# Swedish: miss you



## ex-Liga

Hi could anyone help me translating this to swedish:

If you are not here, I neither want to be here.

Could it go like this: "Om du inte är här, jag önskar inte att vara här."


----------



## Tjahzi

Depending on how romantic/poetic/dramatic/whatnot you want to be, there are of course more than one way to translate this. 

Personally, I would go with *"Om du inte är här vill inte heller jag vara här"*. With "inte heller" translating to "neither". One could rearrange it to more closely reassemble the way you put it, but I would personally go with the translation above.


----------



## ex-Liga

Tack s_å _ mycket..

Its supposed to be very romantic or maybe a little dramatic as well.

And one more: I miss you incredible much.

"Jag saknar dig ofattbar (oerhörd) mycket*" (??)*


----------



## El Patillas

Liga said:


> Tack s_å _mycket..
> 
> Its supposed to be very romantic or maybe a little dramatic as well.
> 
> And one more: I miss you incredible much.
> 
> "Jag saknar dig ofattbar (oerhörd) mycket*" (??)*


 
Hej!

ofattbart/oerhört


----------



## Tjahzi

Yepp, go with Patillas advice. In case you wonder, the -t suffix turns the adjectives into adverbs, like English -ly, "I love you amazing-ly much".


----------



## ex-Liga

So I guess it does not matter so much which of the both words I use? 

Ofattbart or oerhört?


----------



## Tjahzi

Hm, they are more or less synonyms.
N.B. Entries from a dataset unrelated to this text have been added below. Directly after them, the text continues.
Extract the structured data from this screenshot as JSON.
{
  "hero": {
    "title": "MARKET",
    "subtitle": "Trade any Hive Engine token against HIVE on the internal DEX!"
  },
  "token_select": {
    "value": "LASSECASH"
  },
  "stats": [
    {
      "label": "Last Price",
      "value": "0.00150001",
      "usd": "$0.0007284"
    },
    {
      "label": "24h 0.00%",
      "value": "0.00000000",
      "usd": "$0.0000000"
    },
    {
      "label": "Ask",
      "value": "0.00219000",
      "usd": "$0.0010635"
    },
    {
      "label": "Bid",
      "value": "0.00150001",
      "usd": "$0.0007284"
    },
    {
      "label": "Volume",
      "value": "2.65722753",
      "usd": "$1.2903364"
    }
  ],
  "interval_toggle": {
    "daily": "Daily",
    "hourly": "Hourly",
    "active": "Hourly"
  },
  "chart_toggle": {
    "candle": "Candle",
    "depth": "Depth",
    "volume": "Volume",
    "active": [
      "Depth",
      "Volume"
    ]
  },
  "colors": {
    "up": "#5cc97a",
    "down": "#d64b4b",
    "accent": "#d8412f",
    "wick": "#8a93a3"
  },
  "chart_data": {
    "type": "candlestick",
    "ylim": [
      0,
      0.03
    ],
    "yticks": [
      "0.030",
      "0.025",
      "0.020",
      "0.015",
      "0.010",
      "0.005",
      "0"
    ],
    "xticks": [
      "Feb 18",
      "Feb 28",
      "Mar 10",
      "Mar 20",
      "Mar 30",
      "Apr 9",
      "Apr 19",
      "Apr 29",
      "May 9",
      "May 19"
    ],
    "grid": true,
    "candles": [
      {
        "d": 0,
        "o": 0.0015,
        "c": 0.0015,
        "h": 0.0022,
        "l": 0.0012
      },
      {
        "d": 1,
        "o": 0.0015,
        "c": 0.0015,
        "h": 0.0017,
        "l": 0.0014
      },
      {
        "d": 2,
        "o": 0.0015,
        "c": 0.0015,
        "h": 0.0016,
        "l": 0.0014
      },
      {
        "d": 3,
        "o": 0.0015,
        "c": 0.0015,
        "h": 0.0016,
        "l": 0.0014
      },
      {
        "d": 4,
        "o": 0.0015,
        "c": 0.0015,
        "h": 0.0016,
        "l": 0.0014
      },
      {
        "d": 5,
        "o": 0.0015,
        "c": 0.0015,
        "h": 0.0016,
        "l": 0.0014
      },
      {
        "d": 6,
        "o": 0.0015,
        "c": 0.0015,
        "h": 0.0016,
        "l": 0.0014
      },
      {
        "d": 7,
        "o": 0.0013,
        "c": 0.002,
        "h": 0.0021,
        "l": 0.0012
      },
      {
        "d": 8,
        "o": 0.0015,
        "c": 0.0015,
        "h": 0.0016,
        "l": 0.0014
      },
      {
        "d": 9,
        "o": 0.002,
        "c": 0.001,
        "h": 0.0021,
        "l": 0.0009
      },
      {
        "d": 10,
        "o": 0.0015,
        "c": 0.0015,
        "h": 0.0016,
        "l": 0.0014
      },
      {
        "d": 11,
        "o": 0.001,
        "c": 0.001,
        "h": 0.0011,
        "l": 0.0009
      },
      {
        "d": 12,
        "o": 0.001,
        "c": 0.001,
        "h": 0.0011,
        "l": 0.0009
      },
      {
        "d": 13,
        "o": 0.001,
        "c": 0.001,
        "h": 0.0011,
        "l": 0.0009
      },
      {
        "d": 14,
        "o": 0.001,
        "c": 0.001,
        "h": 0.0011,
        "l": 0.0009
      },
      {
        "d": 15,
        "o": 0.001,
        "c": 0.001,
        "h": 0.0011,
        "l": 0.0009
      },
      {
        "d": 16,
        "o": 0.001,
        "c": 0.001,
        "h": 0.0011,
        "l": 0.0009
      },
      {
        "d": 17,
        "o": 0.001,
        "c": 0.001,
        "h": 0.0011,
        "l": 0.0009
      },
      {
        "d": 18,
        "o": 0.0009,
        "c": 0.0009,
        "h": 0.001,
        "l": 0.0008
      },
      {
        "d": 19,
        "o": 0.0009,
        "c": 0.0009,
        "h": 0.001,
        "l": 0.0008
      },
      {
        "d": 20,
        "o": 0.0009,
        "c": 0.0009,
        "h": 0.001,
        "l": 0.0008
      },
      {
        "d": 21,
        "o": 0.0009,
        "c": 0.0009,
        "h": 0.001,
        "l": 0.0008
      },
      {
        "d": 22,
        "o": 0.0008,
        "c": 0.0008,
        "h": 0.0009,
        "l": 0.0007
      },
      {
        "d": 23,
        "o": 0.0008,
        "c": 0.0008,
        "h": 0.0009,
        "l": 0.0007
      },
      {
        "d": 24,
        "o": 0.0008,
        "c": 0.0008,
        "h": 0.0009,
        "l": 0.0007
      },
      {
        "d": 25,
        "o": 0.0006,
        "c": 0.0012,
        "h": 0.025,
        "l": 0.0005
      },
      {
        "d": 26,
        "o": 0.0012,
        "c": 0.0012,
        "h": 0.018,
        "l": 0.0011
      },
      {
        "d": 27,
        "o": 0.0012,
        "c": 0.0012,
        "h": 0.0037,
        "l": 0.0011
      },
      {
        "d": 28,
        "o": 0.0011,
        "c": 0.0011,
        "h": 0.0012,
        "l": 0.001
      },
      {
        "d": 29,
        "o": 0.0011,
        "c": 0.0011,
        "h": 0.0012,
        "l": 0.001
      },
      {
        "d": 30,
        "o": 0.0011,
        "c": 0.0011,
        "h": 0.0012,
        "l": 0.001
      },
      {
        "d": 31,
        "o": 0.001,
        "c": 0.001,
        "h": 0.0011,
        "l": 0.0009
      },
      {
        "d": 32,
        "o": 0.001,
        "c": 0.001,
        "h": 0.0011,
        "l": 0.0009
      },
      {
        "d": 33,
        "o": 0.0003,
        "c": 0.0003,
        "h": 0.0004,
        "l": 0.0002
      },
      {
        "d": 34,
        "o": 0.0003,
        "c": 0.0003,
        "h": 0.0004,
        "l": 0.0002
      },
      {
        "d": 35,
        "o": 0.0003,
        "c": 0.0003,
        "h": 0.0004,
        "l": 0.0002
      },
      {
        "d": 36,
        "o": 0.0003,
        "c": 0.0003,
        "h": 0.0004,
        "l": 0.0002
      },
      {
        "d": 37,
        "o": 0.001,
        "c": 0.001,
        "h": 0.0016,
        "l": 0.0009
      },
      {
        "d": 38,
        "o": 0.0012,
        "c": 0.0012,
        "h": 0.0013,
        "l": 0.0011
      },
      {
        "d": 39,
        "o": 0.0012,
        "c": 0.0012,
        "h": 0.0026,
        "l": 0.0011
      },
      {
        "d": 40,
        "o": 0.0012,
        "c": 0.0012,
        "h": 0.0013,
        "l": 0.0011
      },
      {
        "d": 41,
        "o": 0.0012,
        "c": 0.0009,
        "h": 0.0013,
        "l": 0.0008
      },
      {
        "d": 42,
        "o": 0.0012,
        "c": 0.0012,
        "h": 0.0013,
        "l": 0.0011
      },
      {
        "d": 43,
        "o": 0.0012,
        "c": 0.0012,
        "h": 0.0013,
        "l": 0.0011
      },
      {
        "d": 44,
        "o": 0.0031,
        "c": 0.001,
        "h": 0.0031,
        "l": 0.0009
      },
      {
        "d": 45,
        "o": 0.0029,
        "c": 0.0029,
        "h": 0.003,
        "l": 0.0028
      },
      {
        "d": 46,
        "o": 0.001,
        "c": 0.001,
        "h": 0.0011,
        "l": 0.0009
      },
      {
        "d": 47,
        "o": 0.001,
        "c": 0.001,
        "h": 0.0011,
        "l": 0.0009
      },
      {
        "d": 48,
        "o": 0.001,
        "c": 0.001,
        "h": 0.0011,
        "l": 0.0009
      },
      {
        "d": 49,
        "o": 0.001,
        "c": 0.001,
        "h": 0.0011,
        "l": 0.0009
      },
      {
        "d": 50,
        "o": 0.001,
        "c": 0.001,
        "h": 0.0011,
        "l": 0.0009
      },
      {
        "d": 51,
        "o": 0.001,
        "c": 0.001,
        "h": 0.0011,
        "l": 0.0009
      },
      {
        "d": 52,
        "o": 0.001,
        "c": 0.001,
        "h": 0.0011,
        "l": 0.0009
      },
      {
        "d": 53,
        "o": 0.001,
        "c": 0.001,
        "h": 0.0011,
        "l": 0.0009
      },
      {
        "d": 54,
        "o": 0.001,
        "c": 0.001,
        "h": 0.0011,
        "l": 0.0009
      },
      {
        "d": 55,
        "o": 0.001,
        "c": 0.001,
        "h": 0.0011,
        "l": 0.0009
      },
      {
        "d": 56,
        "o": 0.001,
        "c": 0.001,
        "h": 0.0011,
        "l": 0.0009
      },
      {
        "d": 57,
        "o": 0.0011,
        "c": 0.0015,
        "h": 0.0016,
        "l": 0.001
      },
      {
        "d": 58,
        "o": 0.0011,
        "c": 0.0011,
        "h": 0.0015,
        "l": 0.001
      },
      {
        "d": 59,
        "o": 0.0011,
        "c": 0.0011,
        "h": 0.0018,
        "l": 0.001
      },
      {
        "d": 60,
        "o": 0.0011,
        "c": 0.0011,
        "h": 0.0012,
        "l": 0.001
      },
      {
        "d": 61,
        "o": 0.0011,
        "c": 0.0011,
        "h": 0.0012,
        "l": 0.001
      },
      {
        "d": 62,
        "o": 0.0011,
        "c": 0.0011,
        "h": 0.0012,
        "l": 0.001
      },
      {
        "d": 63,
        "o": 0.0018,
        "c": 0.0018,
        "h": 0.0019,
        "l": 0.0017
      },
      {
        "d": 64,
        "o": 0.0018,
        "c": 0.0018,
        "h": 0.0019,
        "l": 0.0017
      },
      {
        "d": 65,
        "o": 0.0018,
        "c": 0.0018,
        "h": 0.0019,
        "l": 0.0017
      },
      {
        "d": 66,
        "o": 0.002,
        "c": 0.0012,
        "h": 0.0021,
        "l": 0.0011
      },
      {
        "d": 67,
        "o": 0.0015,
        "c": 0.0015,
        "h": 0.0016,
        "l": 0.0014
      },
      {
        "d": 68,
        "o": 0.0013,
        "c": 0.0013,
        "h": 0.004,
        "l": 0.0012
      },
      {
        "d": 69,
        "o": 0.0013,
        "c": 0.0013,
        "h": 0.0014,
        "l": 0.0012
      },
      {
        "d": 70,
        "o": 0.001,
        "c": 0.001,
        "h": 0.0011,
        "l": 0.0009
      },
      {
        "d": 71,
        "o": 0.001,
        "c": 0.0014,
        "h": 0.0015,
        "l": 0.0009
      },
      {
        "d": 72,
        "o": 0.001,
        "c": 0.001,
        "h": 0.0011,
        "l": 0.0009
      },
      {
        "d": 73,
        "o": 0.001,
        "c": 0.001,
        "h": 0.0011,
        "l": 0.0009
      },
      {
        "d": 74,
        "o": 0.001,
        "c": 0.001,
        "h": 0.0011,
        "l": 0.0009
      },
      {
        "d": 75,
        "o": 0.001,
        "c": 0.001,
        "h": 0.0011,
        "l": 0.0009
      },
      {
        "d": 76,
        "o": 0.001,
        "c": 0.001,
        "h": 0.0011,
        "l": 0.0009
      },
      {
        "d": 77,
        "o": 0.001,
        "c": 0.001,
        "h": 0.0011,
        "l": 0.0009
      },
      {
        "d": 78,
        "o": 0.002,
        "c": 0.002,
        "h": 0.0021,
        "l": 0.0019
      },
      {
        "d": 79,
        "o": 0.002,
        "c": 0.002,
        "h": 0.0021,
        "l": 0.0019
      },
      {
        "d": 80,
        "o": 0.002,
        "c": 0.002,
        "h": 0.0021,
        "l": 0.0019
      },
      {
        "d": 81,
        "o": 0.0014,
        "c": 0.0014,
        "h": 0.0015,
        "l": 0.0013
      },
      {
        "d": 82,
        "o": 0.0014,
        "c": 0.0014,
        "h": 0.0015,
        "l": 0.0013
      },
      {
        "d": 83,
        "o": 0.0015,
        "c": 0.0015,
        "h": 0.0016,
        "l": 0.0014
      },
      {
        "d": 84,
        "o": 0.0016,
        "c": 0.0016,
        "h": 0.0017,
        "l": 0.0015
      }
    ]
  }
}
However, to me, "oerhört" sounds slightly better (that is, it's more common and therefore sounds better).


----------



## ex-Liga

_Tack s__å  mycket_ once again


----------



## jonquiliser

Hey guys!

_Otroligt_ sounds even better here than _ofattbart _or _oerhört_


----------



## Tjahzi

Yes, I agree. If we are to pick words beyond "oerhört" and "ofattbart", I would go with "otroligt" or "väldigt", but then again, it's a matter of how romantic one wants to be. The reason we find those more suitable could be that it's simply less romantic, which is more natural to us?


----------